Simon Steen-Andersen: Buenos Aires
Musiktheater in fünf Szenen für fünf Stimmen und vier Musiker
(2014)Text, Musik, Regie, Bühne, Video: Simon Steen-Andersen
Neue Vocalsolisten
asamisimasa
1. Aria
in der Johanna zögernd ein Duett mit einem 1000 Hz Beep-Ton singt
2. Prozess
bei dem Johanna die volle Power von Indirektheit erfährt.
3. Love is in the Air
Der Titel sagt alles. Und am Schluss kommt der »Selbstsimulator« für einen Spaziergang zum Einsatz.
4. Mi manca la voce
Die Rollen werden getauscht und Johanna wird gebeten, Rossinis Arie »Mir fehlt die Stimme« zu dirigieren.
5. Tango dot
Johanna reist in die Stadt der »Guten Lüfte« und tanzt einen fatalen Tango.
Eine Koproduktion von Musik der Jahrhunderte mit dem Festival Ultima Oslo und dem Ensemble asamisimasa
Deutsche Erstaufführung bei ECLAT Festival neue Musik Stuttgart 2015.

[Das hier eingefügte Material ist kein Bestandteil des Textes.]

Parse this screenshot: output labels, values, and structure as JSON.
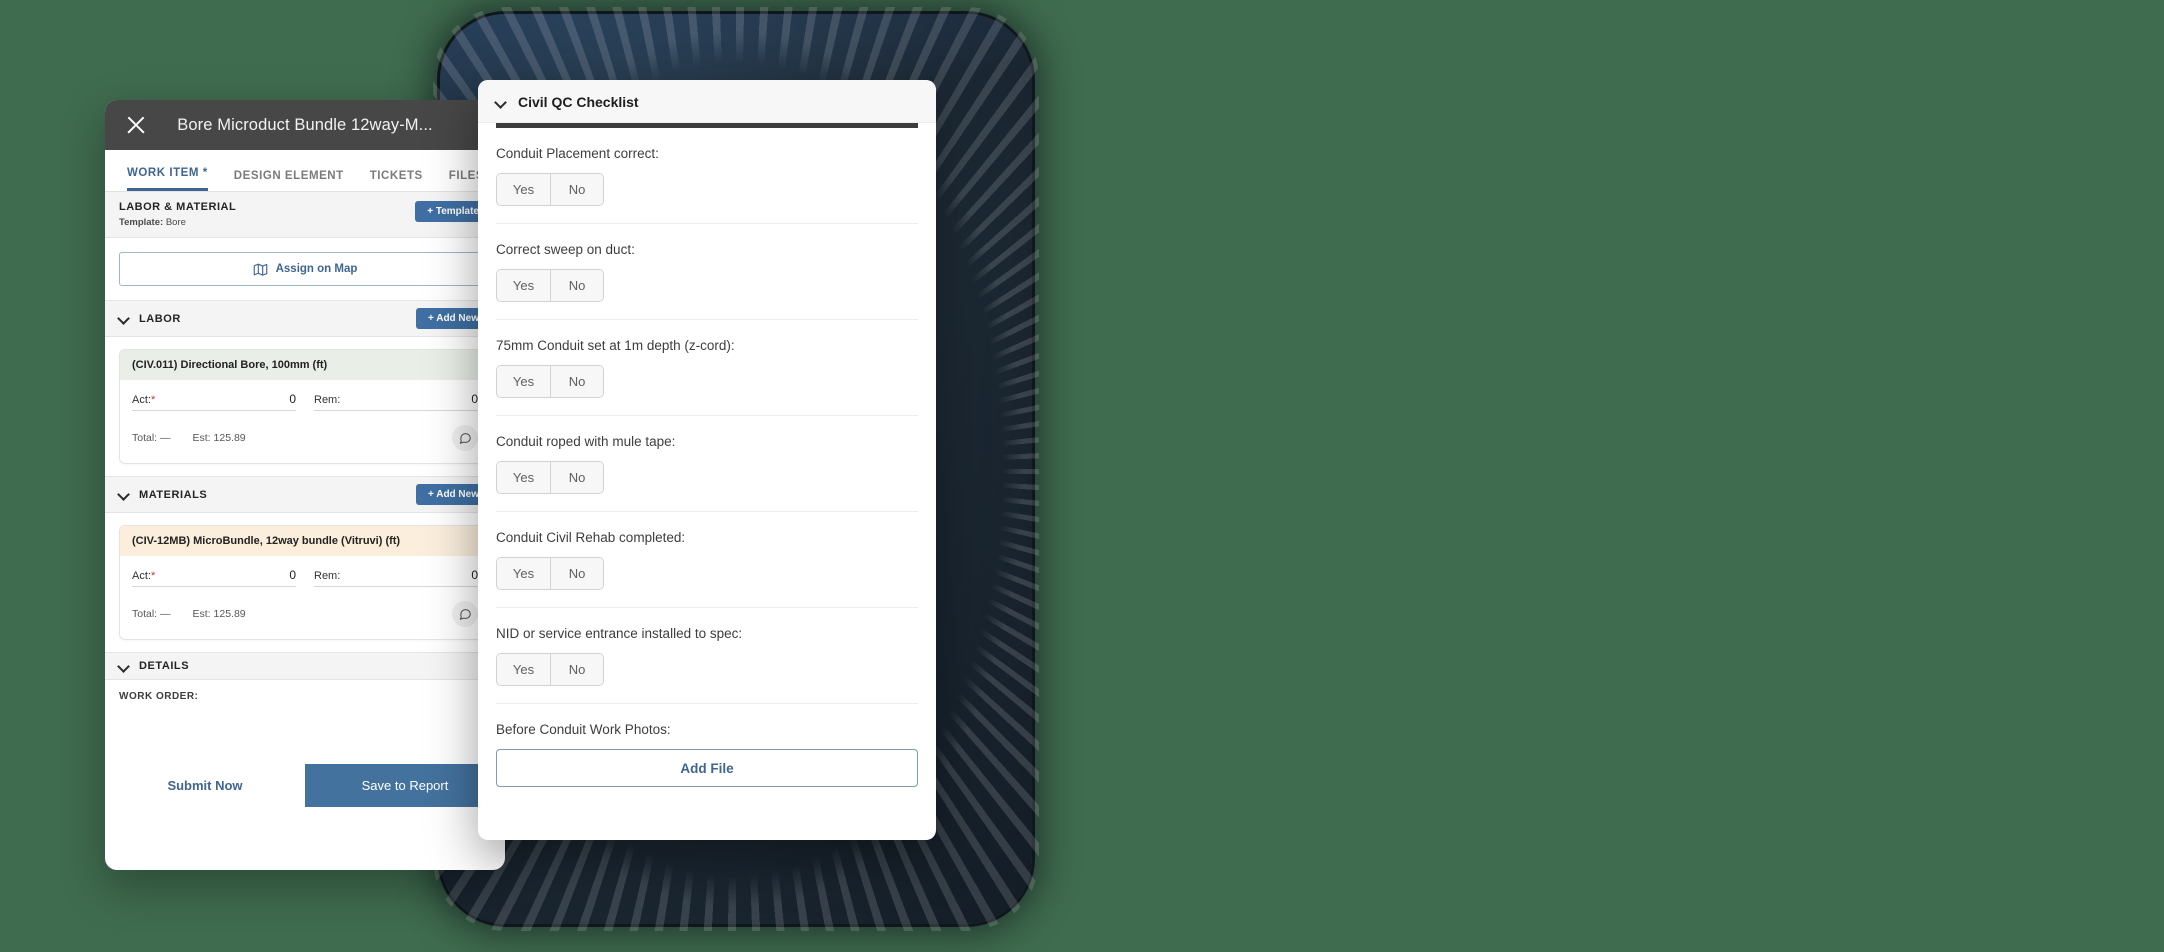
{
  "theme": {
    "page_background": "#3f6b4e",
    "phone_frame": "#1b2732",
    "accent_blue": "#3f6591",
    "button_blue": "#3f6fa3",
    "save_button_blue": "#43729e",
    "header_dark": "#474747",
    "labor_item_green": "#e9efe7",
    "material_item_orange": "#fbeedd"
  },
  "work_item_panel": {
    "header": {
      "close_icon": "close-icon",
      "title": "Bore Microduct Bundle 12way-M..."
    },
    "tabs": [
      {
        "label": "WORK ITEM *",
        "active": true
      },
      {
        "label": "DESIGN ELEMENT",
        "active": false
      },
      {
        "label": "TICKETS",
        "active": false
      },
      {
        "label": "FILES",
        "active": false
      }
    ],
    "labor_material": {
      "title": "LABOR & MATERIAL",
      "template_line_prefix": "Template:",
      "template_name": "Bore",
      "template_button": "+ Template"
    },
    "assign_on_map": {
      "label": "Assign on Map",
      "icon": "map-icon"
    },
    "labor_section": {
      "title": "LABOR",
      "add_new_button": "+ Add New",
      "chevron_icon": "chevron-down-icon",
      "items": [
        {
          "name": "(CIV.011) Directional Bore, 100mm (ft)",
          "act_label": "Act:",
          "act_required": "*",
          "act_value": "0",
          "rem_label": "Rem:",
          "rem_value": "0",
          "total_label": "Total: —",
          "est_label": "Est: 125.89",
          "comment_icon": "comment-icon"
        }
      ]
    },
    "materials_section": {
      "title": "MATERIALS",
      "add_new_button": "+ Add New",
      "chevron_icon": "chevron-down-icon",
      "items": [
        {
          "name": "(CIV-12MB) MicroBundle, 12way bundle (Vitruvi) (ft)",
          "act_label": "Act:",
          "act_required": "*",
          "act_value": "0",
          "rem_label": "Rem:",
          "rem_value": "0",
          "total_label": "Total: —",
          "est_label": "Est: 125.89",
          "comment_icon": "comment-icon"
        }
      ]
    },
    "details_section": {
      "title": "DETAILS",
      "chevron_icon": "chevron-down-icon",
      "work_order_label": "WORK ORDER:"
    },
    "actions": {
      "submit_now": "Submit Now",
      "save_to_report": "Save to Report"
    }
  },
  "qc_panel": {
    "header": {
      "title": "Civil QC Checklist",
      "chevron_icon": "chevron-down-icon"
    },
    "yes_label": "Yes",
    "no_label": "No",
    "questions": [
      {
        "label": "Conduit Placement correct:"
      },
      {
        "label": "Correct sweep on duct:"
      },
      {
        "label": "75mm Conduit set at 1m depth (z-cord):"
      },
      {
        "label": "Conduit roped with mule tape:"
      },
      {
        "label": "Conduit Civil Rehab completed:"
      },
      {
        "label": "NID or service entrance installed to spec:"
      }
    ],
    "file_upload": {
      "label": "Before Conduit Work Photos:",
      "button": "Add File"
    }
  }
}
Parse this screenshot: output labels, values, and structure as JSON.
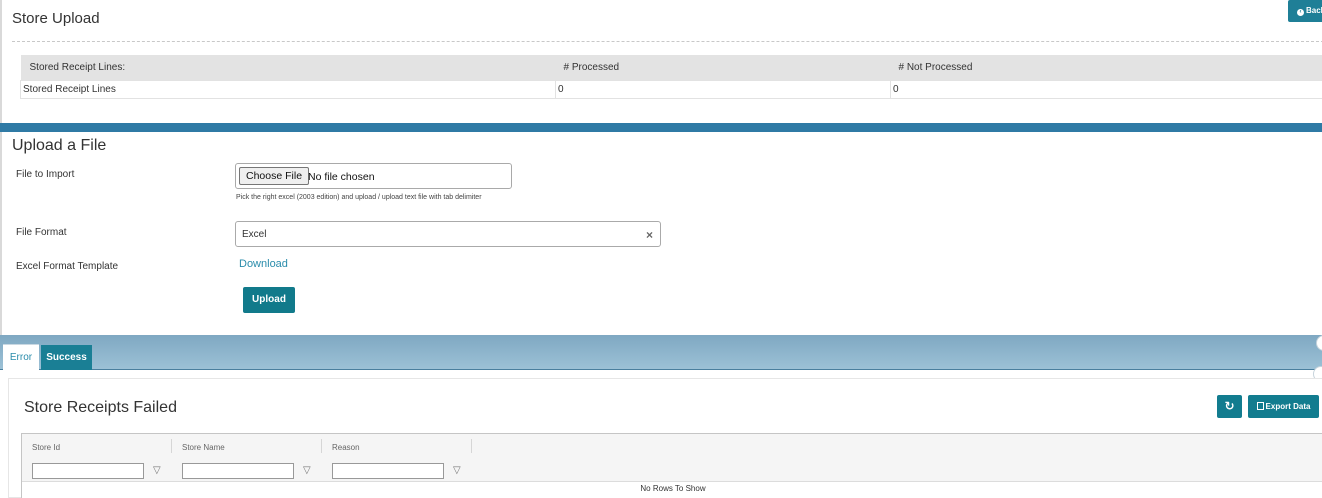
{
  "header": {
    "title": "Store Upload",
    "back_label": "Back"
  },
  "summary": {
    "columns": [
      "Stored Receipt Lines:",
      "# Processed",
      "# Not Processed"
    ],
    "row": [
      "Stored Receipt Lines",
      "0",
      "0"
    ]
  },
  "upload": {
    "title": "Upload a File",
    "file_label": "File to Import",
    "choose_label": "Choose File",
    "no_file": "No file chosen",
    "hint": "Pick the right excel (2003 edition) and upload / upload text file with tab delimiter",
    "format_label": "File Format",
    "format_value": "Excel",
    "template_label": "Excel Format Template",
    "download_label": "Download",
    "upload_button": "Upload"
  },
  "tabs": [
    {
      "label": "Error",
      "active": true
    },
    {
      "label": "Success",
      "active": false
    }
  ],
  "grid": {
    "title": "Store Receipts Failed",
    "export_label": "Export Data",
    "columns": [
      "Store Id",
      "Store Name",
      "Reason"
    ],
    "empty_text": "No Rows To Show"
  },
  "colors": {
    "accent": "#127c8f",
    "band": "#2f7aa5",
    "link": "#2a8cab"
  }
}
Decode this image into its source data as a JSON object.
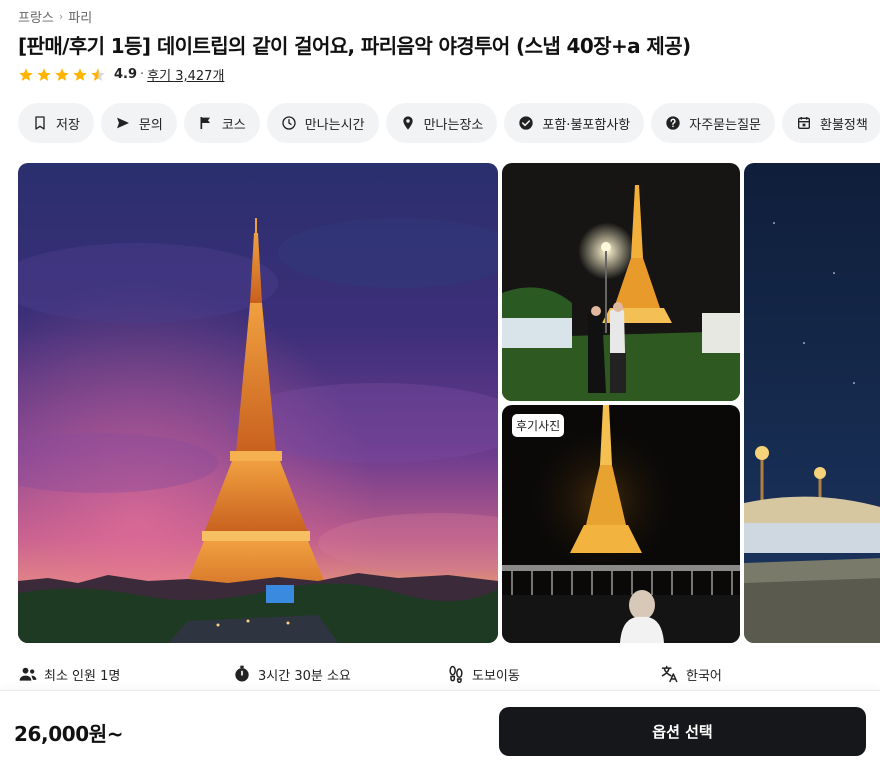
{
  "breadcrumb": {
    "items": [
      "프랑스",
      "파리"
    ]
  },
  "title": "[판매/후기 1등] 데이트립의 같이 걸어요, 파리음악 야경투어 (스냅 40장+a 제공)",
  "rating": {
    "stars": 4.5,
    "score": "4.9",
    "dot": "·",
    "reviews": "후기 3,427개"
  },
  "chips": [
    {
      "label": "저장",
      "icon": "bookmark-icon"
    },
    {
      "label": "문의",
      "icon": "send-icon"
    },
    {
      "label": "코스",
      "icon": "flag-icon"
    },
    {
      "label": "만나는시간",
      "icon": "clock-icon"
    },
    {
      "label": "만나는장소",
      "icon": "location-pin-icon"
    },
    {
      "label": "포함·불포함사항",
      "icon": "check-circle-icon"
    },
    {
      "label": "자주묻는질문",
      "icon": "question-circle-icon"
    },
    {
      "label": "환불정책",
      "icon": "calendar-x-icon"
    }
  ],
  "gallery": {
    "review_badge": "후기사진"
  },
  "info": [
    {
      "label": "최소 인원 1명",
      "icon": "people-icon"
    },
    {
      "label": "3시간 30분 소요",
      "icon": "stopwatch-icon"
    },
    {
      "label": "도보이동",
      "icon": "footprints-icon"
    },
    {
      "label": "한국어",
      "icon": "translate-icon"
    }
  ],
  "footer": {
    "price": "26,000원~",
    "cta": "옵션 선택"
  },
  "colors": {
    "star": "#ffb400",
    "cta_bg": "#16171a",
    "chip_bg": "#f2f3f5"
  }
}
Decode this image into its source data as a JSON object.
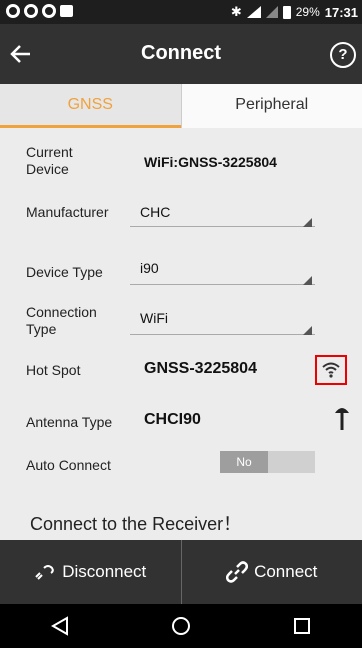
{
  "status": {
    "battery_percent": "29%",
    "time": "17:31"
  },
  "header": {
    "title": "Connect",
    "back_icon": "arrow-left",
    "help_label": "?"
  },
  "tabs": [
    {
      "label": "GNSS",
      "active": true
    },
    {
      "label": "Peripheral",
      "active": false
    }
  ],
  "fields": {
    "current_device_label": "Current\nDevice",
    "current_device_value": "WiFi:GNSS-3225804",
    "manufacturer_label": "Manufacturer",
    "manufacturer_value": "CHC",
    "device_type_label": "Device Type",
    "device_type_value": "i90",
    "connection_type_label": "Connection\nType",
    "connection_type_value": "WiFi",
    "hot_spot_label": "Hot Spot",
    "hot_spot_value": "GNSS-3225804",
    "antenna_type_label": "Antenna Type",
    "antenna_type_value": "CHCI90",
    "auto_connect_label": "Auto Connect",
    "auto_connect_value": "No"
  },
  "message": "Connect to the Receiver！",
  "bottom": {
    "disconnect_label": "Disconnect",
    "connect_label": "Connect"
  },
  "colors": {
    "accent": "#f0a23c",
    "highlight": "#e00000",
    "bar": "#323232"
  }
}
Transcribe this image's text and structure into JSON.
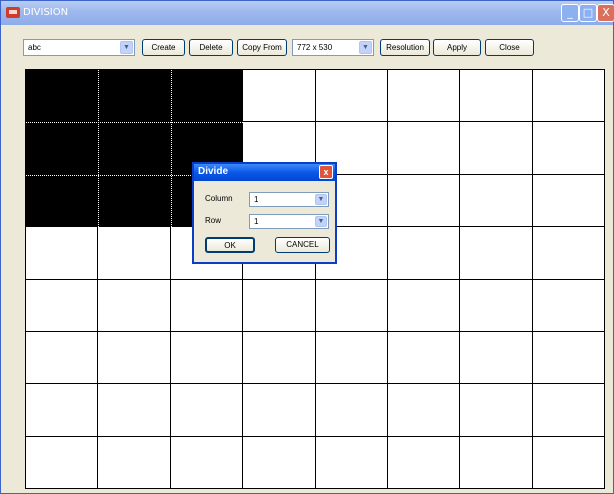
{
  "window": {
    "title": "DIVISION",
    "controls": {
      "minimize": "_",
      "maximize": "□",
      "close": "X"
    }
  },
  "toolbar": {
    "name_select_value": "abc",
    "create_label": "Create",
    "delete_label": "Delete",
    "copy_from_label": "Copy From",
    "resolution_select_value": "772 x 530",
    "resolution_label": "Resolution",
    "apply_label": "Apply",
    "close_label": "Close"
  },
  "grid": {
    "columns": 8,
    "rows": 8,
    "selected_cells": {
      "columns": 3,
      "rows": 3
    }
  },
  "dialog": {
    "title": "Divide",
    "close_glyph": "x",
    "column_label": "Column",
    "column_value": "1",
    "row_label": "Row",
    "row_value": "1",
    "ok_label": "OK",
    "cancel_label": "CANCEL"
  },
  "colors": {
    "titlebar": "#9db8ee",
    "dialog_titlebar": "#0a58e8",
    "window_bg": "#ece9d8",
    "selected_cells": "#000000"
  }
}
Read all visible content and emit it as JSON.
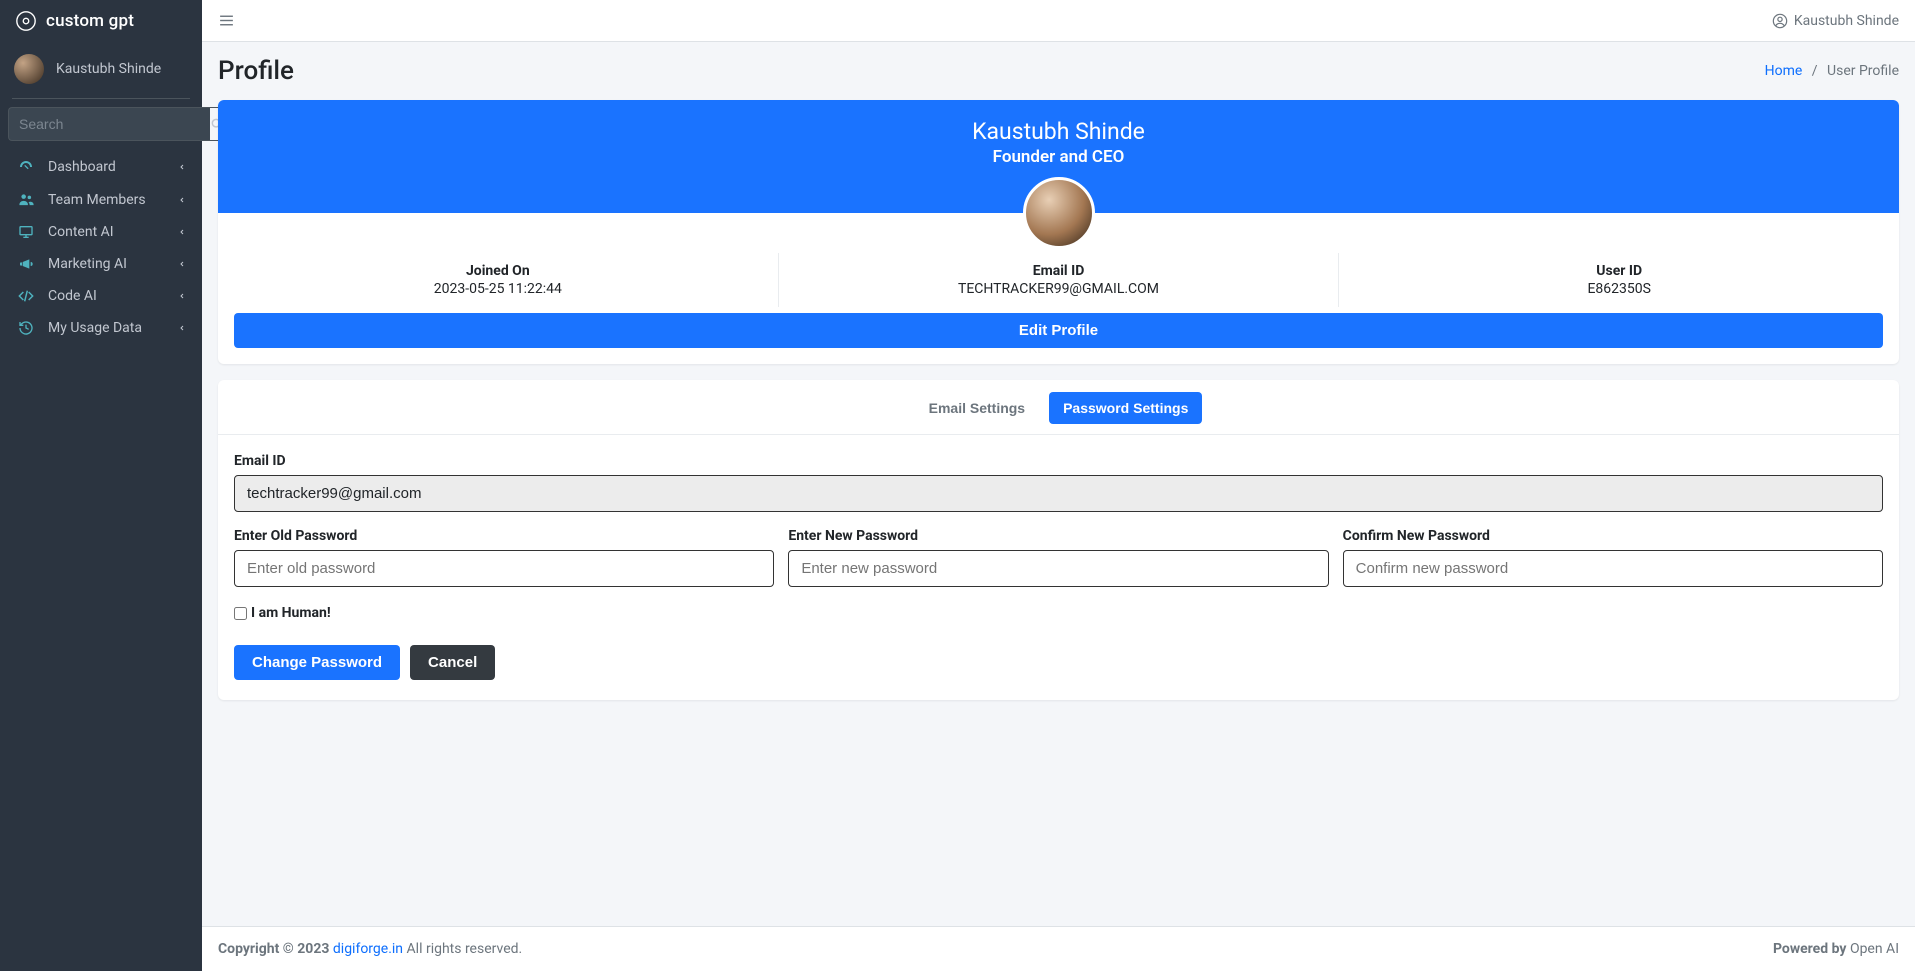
{
  "brand": {
    "text": "custom gpt"
  },
  "sidebar": {
    "user_name": "Kaustubh Shinde",
    "search_placeholder": "Search",
    "items": [
      {
        "label": "Dashboard"
      },
      {
        "label": "Team Members"
      },
      {
        "label": "Content AI"
      },
      {
        "label": "Marketing AI"
      },
      {
        "label": "Code AI"
      },
      {
        "label": "My Usage Data"
      }
    ]
  },
  "topbar": {
    "user_name": "Kaustubh Shinde"
  },
  "page": {
    "title": "Profile"
  },
  "breadcrumb": {
    "home": "Home",
    "current": "User Profile"
  },
  "profile": {
    "name": "Kaustubh Shinde",
    "role": "Founder and CEO",
    "stats": {
      "joined_label": "Joined On",
      "joined_value": "2023-05-25 11:22:44",
      "email_label": "Email ID",
      "email_value": "TECHTRACKER99@GMAIL.COM",
      "userid_label": "User ID",
      "userid_value": "E862350S"
    },
    "edit_button": "Edit Profile"
  },
  "tabs": {
    "email": "Email Settings",
    "password": "Password Settings"
  },
  "form": {
    "email_label": "Email ID",
    "email_value": "techtracker99@gmail.com",
    "old_pw_label": "Enter Old Password",
    "old_pw_placeholder": "Enter old password",
    "new_pw_label": "Enter New Password",
    "new_pw_placeholder": "Enter new password",
    "confirm_pw_label": "Confirm New Password",
    "confirm_pw_placeholder": "Confirm new password",
    "human_label": "I am Human!",
    "submit": "Change Password",
    "cancel": "Cancel"
  },
  "footer": {
    "copyright_prefix": "Copyright © 2023 ",
    "site_link": "digiforge.in",
    "rights": " All rights reserved.",
    "powered_prefix": "Powered by ",
    "powered_by": "Open AI"
  }
}
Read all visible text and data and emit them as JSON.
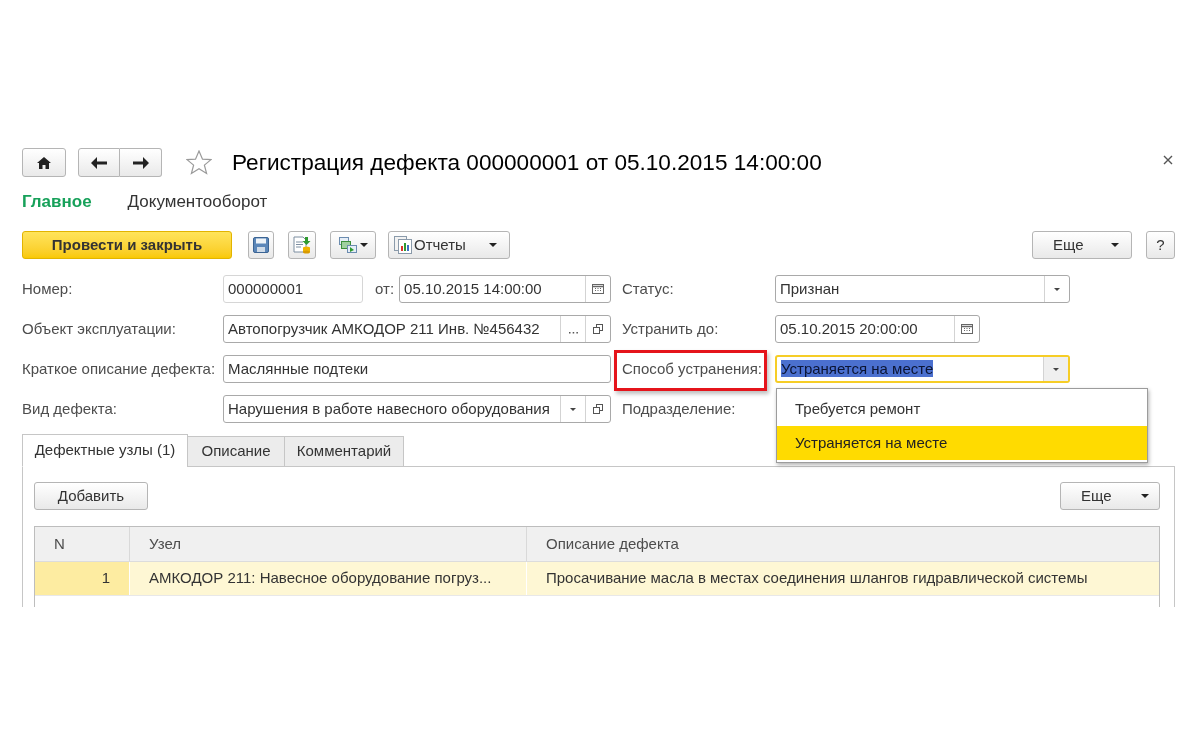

Für manche Menschen–vielleicht ein bisschen weiter verbreitet bei Skandinaviern–ist die Hemmung, sich körperlich oder verbal auszudrücken, ein Teil der inneren Diktatur. Diese Diagnose wird vor allem evident in der Konfrontation mit Kulturen, die eher als »direkt« gelten, wie zum Beispiel die argentinische–auch wenn Argentinien manchmal das »Skandinavien Lateinamerikas« genannt wird.
In schweren Fällen von »zwanghafter Indirektheit« mag sich diese Konditionierung zu einer ernsten Behinderung entwickeln, die den Patienten zu immer größeren Umwegen zwingt. Auf der anderen Seite haben viele direkte Kulturen ihre eigene Geschichte der Diktatur–die brutale und fatale »äußere« Erscheinungsform des Phänomens–, und auch Menschen dieser Völker waren gezwungen, direkte Wege des Ausdrucks zu vermeiden.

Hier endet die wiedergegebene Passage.